Mayıs ayında yapılması planklanan seçimlere dikkat çeken İYİ Parti Genel Başkanı Meral Akşener, özgür, hukukun işlediği, istikrarlı bir Türkiye'nin temellerini atacaklarını söyledi. Akşener, "Biz, 14 Mayıs’ta sadece Sayın Erdoğan’ı emekli etmeyeceğiz. Aynı zamanda, özgür bir Türkiye’nin de önünü açacağız. Hukukun işlediği, adil bir Türkiye’nin de önünü açacağız. İnişli çıkışlı bir devri kapatıp, istikrarlı bir ekonominin de temellerini atacağız" diye konuştu.

Akşener, partisinin grup toplantısında açıklamalarda bulundu. Konuşmasının başında Ankara'da uğradığı silahlı saldırı sonucu hayatını kaybeden eski Ülkü Ocakları Başkanı Sinan Ateş cinayetiyle başlayan Akşener, AKP Genel Başkanı ve Cumhurbaşkanı Recep Tayyip Erdoğan'a Ateş'in katillerini sordu.

"14 Mayıs'a kadar Erdoğan'a hep aynı soruyu soracağım" ifadelerini kullanan Akşener, şöyle devam etti: "Sayın Erdoğan, Ankara'nın göbeğinde bir akademisyeni kim öldürdü? Ayağımda prangalar var dedin, tek söz sahibi ben olayım dedin ve ülkeyi bu ucube sisteme mahkum ettin. Madem prangaları çıkardın söyle; Sinan Ateş'in katilleri kim?"

"EYT'LİLER ŞİMDİ DE PRİME TAKILDI"

Konuşmasının devamında emeklilikte yaşa takılanlar (EYT) düzenlemesine değinen Akşener, prim günüyle ilgili 5975'e kadar kademelendirme olduğunu anımsattı. EYT'lilerin prim günü sayısı nedeniyle yeni bir mağduriyet yaşadıklarına dikkati çeken Akşener, "Mevcut kanun teklifinde; 1999 yılında, yürürlüğe giren yasanın, zorunlu kıldığı, yaş sınırı, kaldırılıyor. Ancak bu sefer de; aynı yasanın artırdığı, prim ödeme gün sayısı, değiştirilmiyor" dedi. İktidarı eleştiren Akşener, " Madem giderayak, seçim için de olsa, milletin yararına, bir iş yapacaktınız; bari onu da, doğru düzgün yapsaydınız…" ifadelerini kullandı.

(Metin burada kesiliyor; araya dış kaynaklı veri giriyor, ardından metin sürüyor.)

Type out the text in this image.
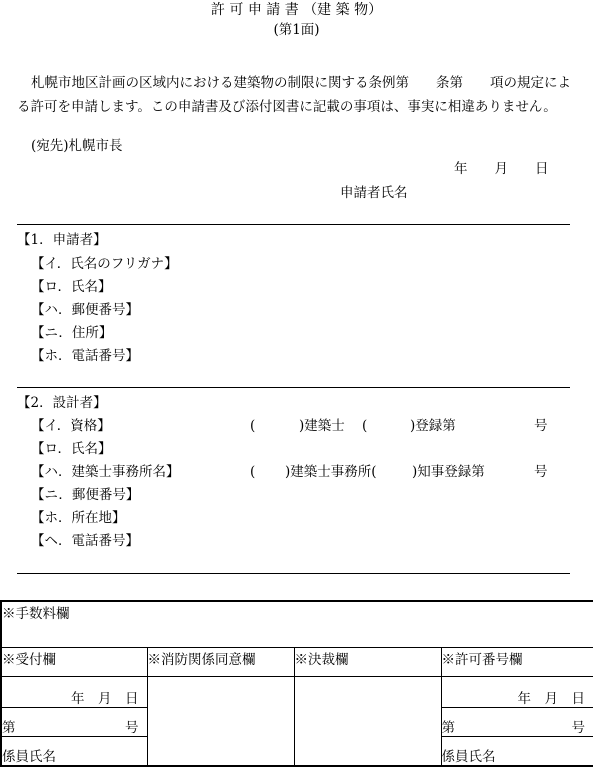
許 可 申 請 書 （建 築 物）
(第1面)
札幌市地区計画の区域内における建築物の制限に関する条例第　　条第　　項の規定による許可を申請します。この申請書及び添付図書に記載の事項は、事実に相違ありません。
(宛先)札幌市長
年　　月　　日
申請者氏名
【1．申請者】
【イ．氏名のフリガナ】
【ロ．氏名】
【ハ．郵便番号】
【ニ．住所】
【ホ．電話番号】
【2．設計者】
【イ．資格】	(	)建築士 (	)登録第	号
【ロ．氏名】
【ハ．建築士事務所名】	( )建築士事務所(	)知事登録第	号
【ニ．郵便番号】
【ホ．所在地】
【ヘ．電話番号】
※手数料欄			
※受付欄	※消防関係同意欄	※決裁欄	※許可番号欄
年　月　日			年　月　日
第 号			第 号

係員氏名			係員氏名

AKP'nin 2023 hedeflerine değinen Akşener, "Sayın Erdoğan, bundan tam 11 yıl önce, 2023 vizyonunu açıklamıştı. Sözde vizyon, özde atmasyon olan açıklamasını yaptığında, dolar kuru, 1 lira 75 kuruştu. Bugün nihayet, o vizyonun, gerçekleşeceği söylenen, 2023 yılına girdik… Ve dolar, 18 lira 81 kuruş… Sadece bu durum bile, aslında her şeyi anlatıyor" diye konuştu.

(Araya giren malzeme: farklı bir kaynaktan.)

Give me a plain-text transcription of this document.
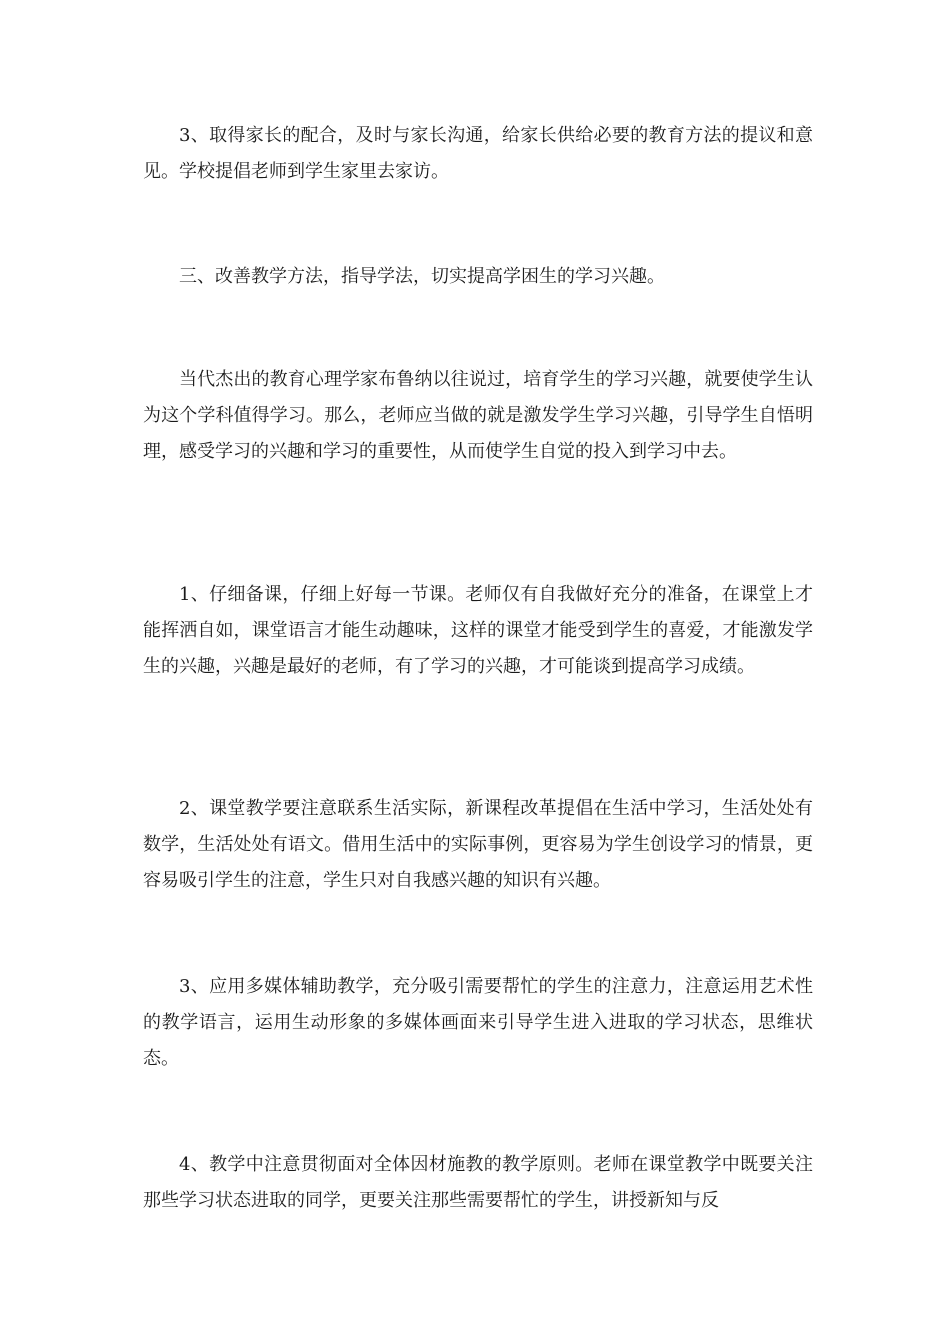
3、取得家长的配合，及时与家长沟通，给家长供给必要的教育方法的提议和意见。学校提倡老师到学生家里去家访。

三、改善教学方法，指导学法，切实提高学困生的学习兴趣。

当代杰出的教育心理学家布鲁纳以往说过，培育学生的学习兴趣，就要使学生认为这个学科值得学习。那么，老师应当做的就是激发学生学习兴趣，引导学生自悟明理，感受学习的兴趣和学习的重要性，从而使学生自觉的投入到学习中去。

1、仔细备课，仔细上好每一节课。老师仅有自我做好充分的准备，在课堂上才能挥洒自如，课堂语言才能生动趣味，这样的课堂才能受到学生的喜爱，才能激发学生的兴趣，兴趣是最好的老师，有了学习的兴趣，才可能谈到提高学习成绩。

2、课堂教学要注意联系生活实际，新课程改革提倡在生活中学习，生活处处有数学，生活处处有语文。借用生活中的实际事例，更容易为学生创设学习的情景，更容易吸引学生的注意，学生只对自我感兴趣的知识有兴趣。

3、应用多媒体辅助教学，充分吸引需要帮忙的学生的注意力，注意运用艺术性的教学语言，运用生动形象的多媒体画面来引导学生进入进取的学习状态，思维状态。

4、教学中注意贯彻面对全体因材施教的教学原则。老师在课堂教学中既要关注那些学习状态进取的同学，更要关注那些需要帮忙的学生，讲授新知与反
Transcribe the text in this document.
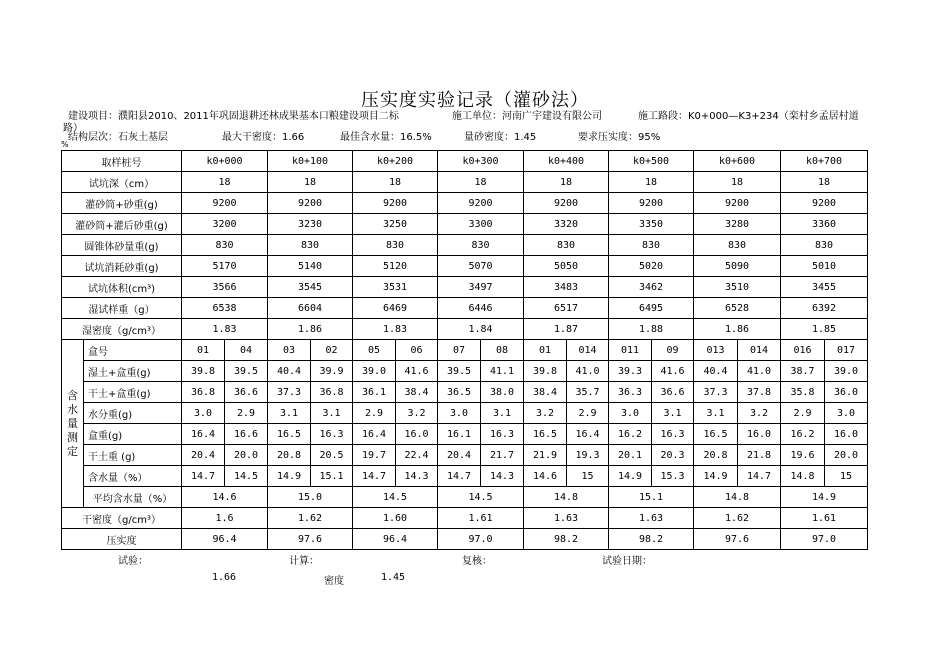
压实度实验记录（灌砂法）
建设项目：濮阳县2010、2011年巩固退耕还林成果基本口粮建设项目二标	施工单位：河南广宇建设有限公司	施工路段：K0+000—K3+234（栾村乡孟居村道
路）
结构层次：石灰土基层	最大干密度：1.66	最佳含水量：16.5%	量砂密度：1.45	要求压实度：95%
%
取样桩号		k0+000		k0+100		k0+200		k0+300		k0+400		k0+500		k0+600		k0+700	
试坑深（cm）		18		18		18		18		18		18		18		18	
灌砂筒+砂重(g)		9200		9200		9200		9200		9200		9200		9200		9200	
灌砂筒+灌后砂重(g)		3200		3230		3250		3300		3320		3350		3280		3360	
圆锥体砂量重(g)		830		830		830		830		830		830		830		830	
试坑消耗砂重(g)		5170		5140		5120		5070		5050		5020		5090		5010	
试坑体积(cm³)		3566		3545		3531		3497		3483		3462		3510		3455	
湿试样重（g）		6538		6604		6469		6446		6517		6495		6528		6392	
湿密度（g/cm³）		1.83		1.86		1.83		1.84		1.87		1.88		1.86		1.85	
含水量测定	盒号	01	04	03	02	05	06	07	08	01	014	011	09	013	014	016	017
	湿土+盒重(g)	39.8	39.5	40.4	39.9	39.0	41.6	39.5	41.1	39.8	41.0	39.3	41.6	40.4	41.0	38.7	39.0
	干土+盒重(g)	36.8	36.6	37.3	36.8	36.1	38.4	36.5	38.0	38.4	35.7	36.3	36.6	37.3	37.8	35.8	36.0
	水分重(g)	3.0	2.9	3.1	3.1	2.9	3.2	3.0	3.1	3.2	2.9	3.0	3.1	3.1	3.2	2.9	3.0
	盒重(g)	16.4	16.6	16.5	16.3	16.4	16.0	16.1	16.3	16.5	16.4	16.2	16.3	16.5	16.0	16.2	16.0
	干土重 (g)	20.4	20.0	20.8	20.5	19.7	22.4	20.4	21.7	21.9	19.3	20.1	20.3	20.8	21.8	19.6	20.0
	含水量（%）	14.7	14.5	14.9	15.1	14.7	14.3	14.7	14.3	14.6	15	14.9	15.3	14.9	14.7	14.8	15
	平均含水量（%）	14.6		15.0		14.5		14.5		14.8		15.1		14.8		14.9	
干密度（g/cm³）		1.6		1.62		1.60		1.61		1.63		1.63		1.62		1.61	
压实度		96.4		97.6		96.4		97.0		98.2		98.2		97.6		97.0	
试验：	计算：	复核：	试验日期：
1.66	密度	1.45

Akşener'in açıklamalarından öne çıkanlar şöyle:

"14 Mayıs'a kadar Erdoğan'a hep aynı soruyu soracağım demiştim. Sayın Erdoğan, Ankara'nın göbeğinde bir akademisyeni kim öldürdü? Vicdana sığmayanı Türkiye’ye sığdıramazsın. Bu millet sana ne istediysen verdi, sense ucube bir sistemi başımıza bela ettin. 'Ayağımda pranga var' dedin, “Tüm yetkiler benim olsun” dedin. Madem prangalardan kurtuldun söyle o zaman Sinan Ateş’in katilleri nerede? Katilleri kim saklıyor?

"DEVLET CİNAYETİ ÖRTBAS ETME YERİ DEĞİLDİR"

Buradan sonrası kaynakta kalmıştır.